The idea is to study not just one cause or solution for Alzheimer’s and other dementias, as these conditions depend on many different genetic and environmental factors, but to learn more about how eye health adds to overall risk for these diseases. If the clinicians know which signs to look for, they could communicate those risk factors to patients and recommend further tests.
“Most people over 50 have some kind of vision impairment and get checked annually for prescription changes,” Reagan said.
“Are they more at risk if they have these vascular changes, and is that a point when doctors could start mitigating brain changes? That could be 20 years before cognitive damage becomes noticeable to patients and their families.”
Other authors are Michael MacLean, Travis L. Cossette, and Gareth R. Howell from The Jackson Laboratory.

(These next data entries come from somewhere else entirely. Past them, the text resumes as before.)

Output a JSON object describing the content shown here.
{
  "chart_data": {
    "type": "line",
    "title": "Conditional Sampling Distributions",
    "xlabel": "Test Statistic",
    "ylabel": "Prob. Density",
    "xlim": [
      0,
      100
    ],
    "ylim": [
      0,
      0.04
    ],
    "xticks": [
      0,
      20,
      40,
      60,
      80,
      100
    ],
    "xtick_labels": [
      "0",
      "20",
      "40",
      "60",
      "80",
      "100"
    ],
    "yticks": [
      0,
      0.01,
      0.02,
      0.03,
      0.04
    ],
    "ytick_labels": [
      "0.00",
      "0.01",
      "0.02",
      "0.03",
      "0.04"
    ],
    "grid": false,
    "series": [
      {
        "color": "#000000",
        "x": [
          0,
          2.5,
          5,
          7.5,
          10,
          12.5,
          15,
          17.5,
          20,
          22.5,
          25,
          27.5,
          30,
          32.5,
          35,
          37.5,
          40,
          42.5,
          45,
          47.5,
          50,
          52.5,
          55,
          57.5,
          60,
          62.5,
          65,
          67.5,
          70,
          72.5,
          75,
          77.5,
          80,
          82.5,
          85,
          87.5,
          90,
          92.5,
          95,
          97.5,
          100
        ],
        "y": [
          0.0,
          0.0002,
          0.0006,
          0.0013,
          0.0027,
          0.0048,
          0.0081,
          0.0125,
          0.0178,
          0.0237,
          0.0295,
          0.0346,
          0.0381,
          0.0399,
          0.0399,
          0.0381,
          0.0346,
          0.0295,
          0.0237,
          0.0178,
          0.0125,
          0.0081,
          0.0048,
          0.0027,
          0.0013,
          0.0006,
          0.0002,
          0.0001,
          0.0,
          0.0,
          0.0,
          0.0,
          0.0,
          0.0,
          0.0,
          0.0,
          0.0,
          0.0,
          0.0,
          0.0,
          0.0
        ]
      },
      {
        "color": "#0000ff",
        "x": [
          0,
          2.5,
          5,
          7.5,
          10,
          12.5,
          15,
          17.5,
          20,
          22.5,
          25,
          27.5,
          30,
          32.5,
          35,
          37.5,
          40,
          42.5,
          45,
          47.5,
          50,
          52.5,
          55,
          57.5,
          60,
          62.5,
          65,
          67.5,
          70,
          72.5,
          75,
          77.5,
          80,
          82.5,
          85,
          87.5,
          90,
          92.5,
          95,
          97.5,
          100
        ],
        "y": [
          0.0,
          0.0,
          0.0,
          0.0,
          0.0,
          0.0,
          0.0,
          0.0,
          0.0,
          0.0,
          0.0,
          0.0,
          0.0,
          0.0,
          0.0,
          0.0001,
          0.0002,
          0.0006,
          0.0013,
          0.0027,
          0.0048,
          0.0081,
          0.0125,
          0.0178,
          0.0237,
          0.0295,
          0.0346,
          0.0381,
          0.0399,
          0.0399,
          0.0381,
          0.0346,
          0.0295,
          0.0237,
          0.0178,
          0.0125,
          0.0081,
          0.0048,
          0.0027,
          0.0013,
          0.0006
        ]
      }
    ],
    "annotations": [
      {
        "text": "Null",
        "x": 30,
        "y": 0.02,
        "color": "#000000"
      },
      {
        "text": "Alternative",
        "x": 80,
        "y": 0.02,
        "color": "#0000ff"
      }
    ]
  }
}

About this visual neuroscience and Alzheimer’s disease research news
Author: Roberto Molar
Source: Jackson Laboratory
Contact: Roberto Molar – Jackson Laboratory
Image: The image is credited to Neuroscience News
Original Research: Open access.
“Retinal vascular dysfunction in the Mthfr677C>T mouse model of cerebrovascular disease” by Alaina Reagan et al. Alzheimer’s & Dementia
Abstract
Retinal vascular dysfunction in the Mthfr677C>T mouse model of cerebrovascular disease
INTRODUCTION
Investigations of retinal biomarkers for Alzheimer’s disease (AD) and AD and related dementias (ADRD), has increased significantly. We examine retinal vascular health in a mouse containing the ADRD risk variant Mthfr677C>T to determine if changes in retina mirror similar changes in cerebrovasculature.
METHODS
Morphology and function of retinal vasculature and neurons were assessed using in vivo imaging, immunohistochemistry, and pattern electroretinography. RNAscope and proteomics were employed to determine Mthfr gene expression and differential protein expression in mice carrying Mthfr677C>T.
RESULTS
Mice show age- and sex-dependent retinal vascular deficits, displaying similarities to previously published brain data. Mthfr is widely expressed and co-localizes with vascular cell markers. Proteomics identified common molecular signatures across the brain and retina.
DISCUSSION
Results demonstrate that Mthfr-dependent vascular phenotypes occur in brain and retina similarly. These data suggest that assessing age and genetic-driven changes within retinal vasculature represents a minimally invasive method to predict AD-related cerebrovascular damage.